In 1980 General Dlimi came up with the concept of the “strategy of walls” and the berms. The Moroccans over the years have constructed a wall of 2,700 kilometers of sand and rocks, with a 5 kilometer wide minefield in front of the wall. With the help of the Americans, many sensitive detection devices were installed and 300 fortified posts and and observation points. It encloses about 80% of the Western Sahara leaving 20% of desert to the Polsario. About 150, 000 Moroccan soldiers man the berm and the Algerian border fortifications.
All through the eighties the Polisario launched attacks against remote parts of the wall but gradually both sides realized then war was not winnable and in 1991 an accord was signed and the MINURSO, ( United Nations Mission for the Referendum in Western Sahara)the UN peacekeeping organization deployed to the Western Sahara, which today consists of 493 personnel, including 245 Military personnel. It has been mostly successful for the simple reason that returning to war was not an option for either side, so the cease fire held for 29 years……until the ” Abraham Accords” became a reality and as it appeared that Morocco might join the UAE and Bahrain in entering into the accord with Israel, Algeria and Iran got nervous. Morocco has never been in the forefront in the forever war against Israel and would seem to be on course to join 6the Accords, inciting Algerian officials to aver that they will will never allow the Zionist state (Israel) on their border, meaning watch out Morocco. So in early December this year the Polisario set up road blocks on the main road from Morocco to the western part of North Africa, while Polisario officials made war noises and pledged never to allow Morocco to obtain full sovereignty over the Western Sahara.
Hezbollah, one of Iran’s most trusted surrogate groups, and one of its best, has been involved in training Polisario groups and Iran has launched a full throated propaganda campaign to influence the direction of the opinion on Western Sahara.
I have not really gotten into the the rights and wrongs of the issue.

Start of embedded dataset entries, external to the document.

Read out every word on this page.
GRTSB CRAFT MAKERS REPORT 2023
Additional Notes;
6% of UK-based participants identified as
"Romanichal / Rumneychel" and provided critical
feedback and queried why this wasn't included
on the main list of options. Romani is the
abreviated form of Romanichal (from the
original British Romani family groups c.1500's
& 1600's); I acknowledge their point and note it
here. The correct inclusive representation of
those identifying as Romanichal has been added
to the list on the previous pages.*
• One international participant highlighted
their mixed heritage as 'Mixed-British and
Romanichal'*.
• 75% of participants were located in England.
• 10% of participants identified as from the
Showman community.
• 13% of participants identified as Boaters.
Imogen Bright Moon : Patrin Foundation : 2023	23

But there are a couple of points that should be noted. MINURSO is there to oversee a referendum of the native people, but it will never happen because Morocco knows it will lose…..despite the famous “Green march”in 1975 in which King Hassan sent thousands of Moroccans to settle in the Western Sahara. Morocco had been one of the most consistent American allies in the diplomatic arena, and President Trump recently offered his support to Morocco in their claim of ownership.
My opinion was summarized in a statement made by Moammar Gaddafi in one of his lucid moments, “the last thing the Arab World needs is another small state.”